With the right incentives and funding, we can produce more family practice physicians and improve doctor participation in Medi-Cal. But to do so is going to require a serious, long-term commitment.

More Minority Physicians Needed

The new health care law got it right by investing in health centers as the key to providing a primary care health home to the Medi-Cal population and other low-income communities. California’s community clinics and health centers are already the medical home to 1.5 million Medi-Cal patients.  A significant portion of the 1.3 million uninsured individuals we currently serve will be eligible for Medi-Cal when it expands to include more adults with annual incomes under 133% of the federal poverty level in 2014. Clinics have always been committed to serving the Medi-Cal population and by providing resources to expand health centers, the health care law is helping to ensure a health home for the newly insured in the future.

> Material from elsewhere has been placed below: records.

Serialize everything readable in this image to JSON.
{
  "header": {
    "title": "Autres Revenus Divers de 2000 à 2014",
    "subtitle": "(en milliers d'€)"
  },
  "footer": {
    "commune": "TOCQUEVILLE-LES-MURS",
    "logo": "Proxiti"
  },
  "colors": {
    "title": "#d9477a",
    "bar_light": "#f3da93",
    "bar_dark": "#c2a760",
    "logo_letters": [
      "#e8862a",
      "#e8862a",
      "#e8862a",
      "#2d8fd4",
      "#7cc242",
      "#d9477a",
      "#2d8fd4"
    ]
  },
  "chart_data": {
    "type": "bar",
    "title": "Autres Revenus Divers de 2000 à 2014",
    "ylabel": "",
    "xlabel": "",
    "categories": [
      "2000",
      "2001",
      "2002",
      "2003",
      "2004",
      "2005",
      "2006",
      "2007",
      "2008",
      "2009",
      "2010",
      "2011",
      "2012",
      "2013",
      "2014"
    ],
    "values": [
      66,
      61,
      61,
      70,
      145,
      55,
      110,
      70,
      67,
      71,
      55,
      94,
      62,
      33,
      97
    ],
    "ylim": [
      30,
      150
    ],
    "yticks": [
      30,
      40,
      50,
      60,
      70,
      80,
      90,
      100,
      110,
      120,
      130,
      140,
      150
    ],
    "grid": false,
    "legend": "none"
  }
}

The health care law contains additional provisions to help us address our work force needs.  An investment of $1.5 billion over five years into the National Health Service Corps is estimated to provide up to 15,000 new primary care providers.  Primary care providers who have agreed to serve in medically underserved communities or professional shortage areas will receive this funding in the form of scholarships and loan repayments.  This funding will help address the workforce shortage and will focus efforts on the communities most in need.  The program has shown great success in reducing shortages for primary care providers because nearly 80% of these physicians stay in the underserved area after fulfilling their NHSC service commitment and more than half make a career of caring for underserved people.

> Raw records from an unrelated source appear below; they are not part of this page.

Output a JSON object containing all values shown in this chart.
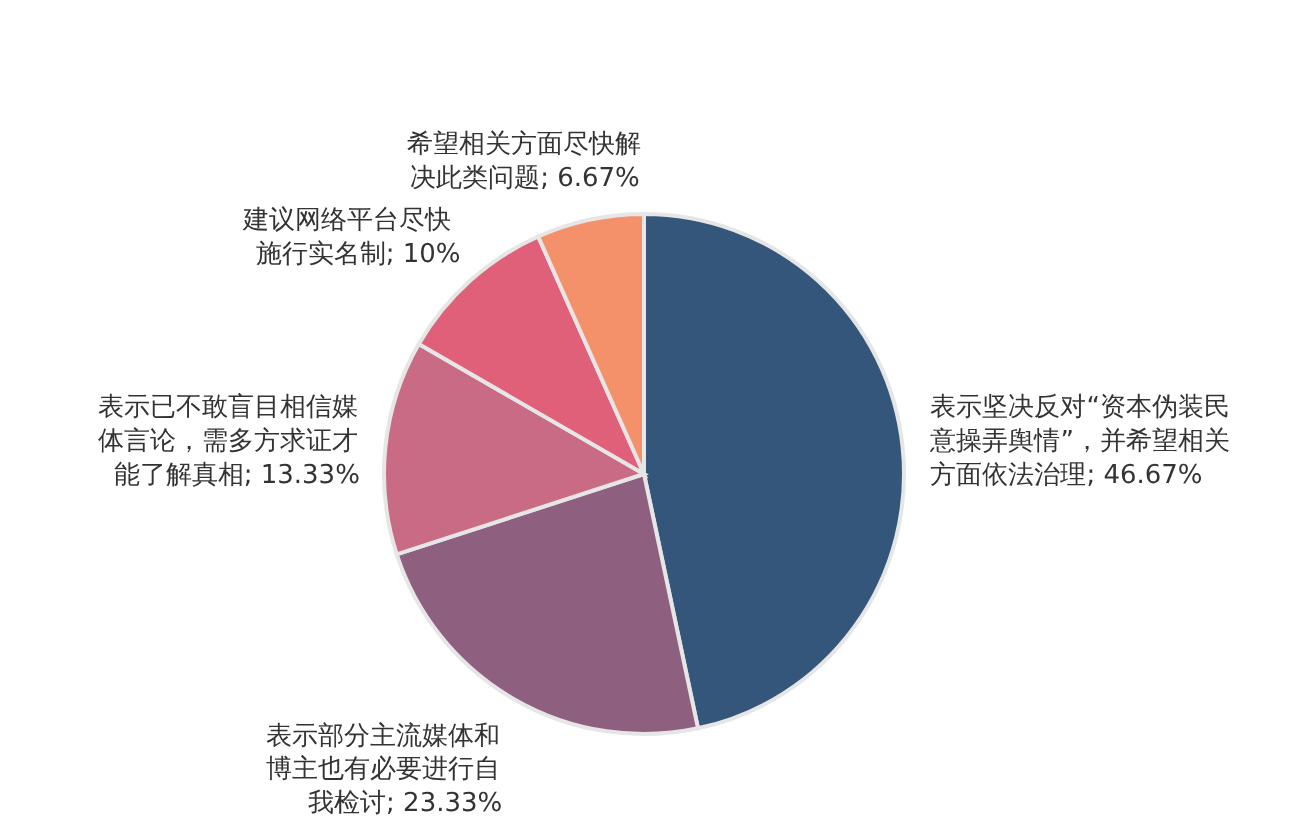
{
  "chart_data": {
    "type": "pie",
    "categories": [
      "表示坚决反对“资本伪装民意操弄舆情”，并希望相关方面依法治理",
      "表示部分主流媒体和博主也有必要进行自我检讨",
      "表示已不敢盲目相信媒体言论，需多方求证才能了解真相",
      "建议网络平台尽快施行实名制",
      "希望相关方面尽快解决此类问题"
    ],
    "values": [
      46.67,
      23.33,
      13.33,
      10,
      6.67
    ],
    "value_labels": [
      "; 46.67%",
      "; 23.33%",
      "; 13.33%",
      "; 10%",
      "; 6.67%"
    ],
    "colors": [
      "#34567a",
      "#8e5f7f",
      "#c96b85",
      "#e0607a",
      "#f4906a"
    ]
  }
}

An additional benefit of the health reform law is the establishment of grants for residency programs at community health centers.  Giving physicians the opportunity to work in a community clinic will result in more physicians continuing to practice in these primary care settings.

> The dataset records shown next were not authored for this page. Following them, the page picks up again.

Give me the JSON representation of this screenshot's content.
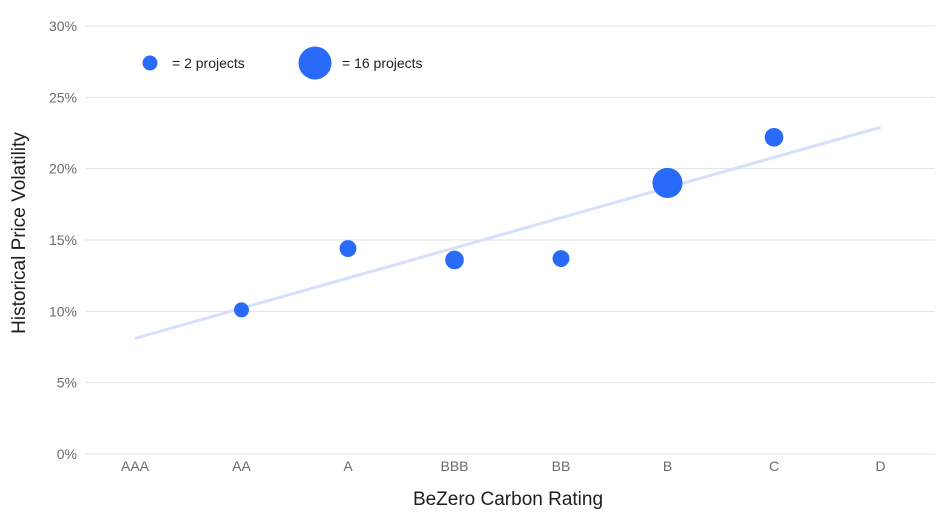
{
  "chart_data": {
    "type": "scatter",
    "subtype": "bubble",
    "title": "",
    "xlabel": "BeZero Carbon Rating",
    "ylabel": "Historical Price Volatility",
    "categories": [
      "AAA",
      "AA",
      "A",
      "BBB",
      "BB",
      "B",
      "C",
      "D"
    ],
    "y_ticks": [
      "0%",
      "5%",
      "10%",
      "15%",
      "20%",
      "25%",
      "30%"
    ],
    "ylim": [
      0,
      30
    ],
    "grid": true,
    "points": [
      {
        "x": "AA",
        "y": 10.1,
        "projects": 2
      },
      {
        "x": "A",
        "y": 14.4,
        "projects": 3
      },
      {
        "x": "BBB",
        "y": 13.6,
        "projects": 4
      },
      {
        "x": "BB",
        "y": 13.7,
        "projects": 3
      },
      {
        "x": "B",
        "y": 19.0,
        "projects": 13
      },
      {
        "x": "C",
        "y": 22.2,
        "projects": 4
      }
    ],
    "trendline": {
      "from": {
        "x": "AAA",
        "y": 8.1
      },
      "to": {
        "x": "D",
        "y": 22.9
      }
    },
    "legend": {
      "placement": "top-left",
      "entries": [
        {
          "projects": 2,
          "label": "= 2 projects"
        },
        {
          "projects": 16,
          "label": "= 16 projects"
        }
      ]
    },
    "colors": {
      "bubble": "#2a6af9",
      "trend": "#d6e0fb",
      "grid": "#e2e2e2"
    }
  }
}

Given the diversity of California and particularly the diversity of the population that will be newly insured under health care reform, it is of prime importance that we increase the number of people of color, bilingual individuals and individuals from disadvantaged backgrounds who pursue medicine as a career.  One opportunity supported by the health care law is the Health Careers Opportunity Program. It’s designed to build diversity in the health fields by providing students from disadvantaged backgrounds an opportunity to develop the skills needed to successfully compete, enter and graduate from health profession training programs. 

Programs like HCOP are essential because physicians from under-represented minority groups practice in primary care specialties at a higher rate than all other physicians. This trend is likely to continue, with an even higher rate of newly trained physicians from underrepresented minority communities pursuing primary care compared to all other newly trained physicians. These physicians are also more likely to practice in federally designated primary care shortage areas compared to other physicians and are also more likely to serve a higher percentage of Medicaid patients in their practices.

Beyond these approaches, we also need to see a greater emphasis in our health professions education toward creating a strong primary care workforce.  In California, the UC medical schools should take the lead in promoting the important role of primary care physicians, especially those from diverse backgrounds.   At this time, this is more important than ever.  Studies indicate that less than 10% of medical students and residents are choosing careers in primary care.  We need to create policies and programs that dramatically alter this trajectory.

The new health care law’s influx of new funds for health centers, combined with a concerted effort to produce both more physicians from diverse backgrounds as well as more primary care physicians, are essential if we hope to successfully address the impending shortage.  We cannot overstate the fact that primary care physicians are the key to both the success of the new health law and the key to keeping our communities healthy.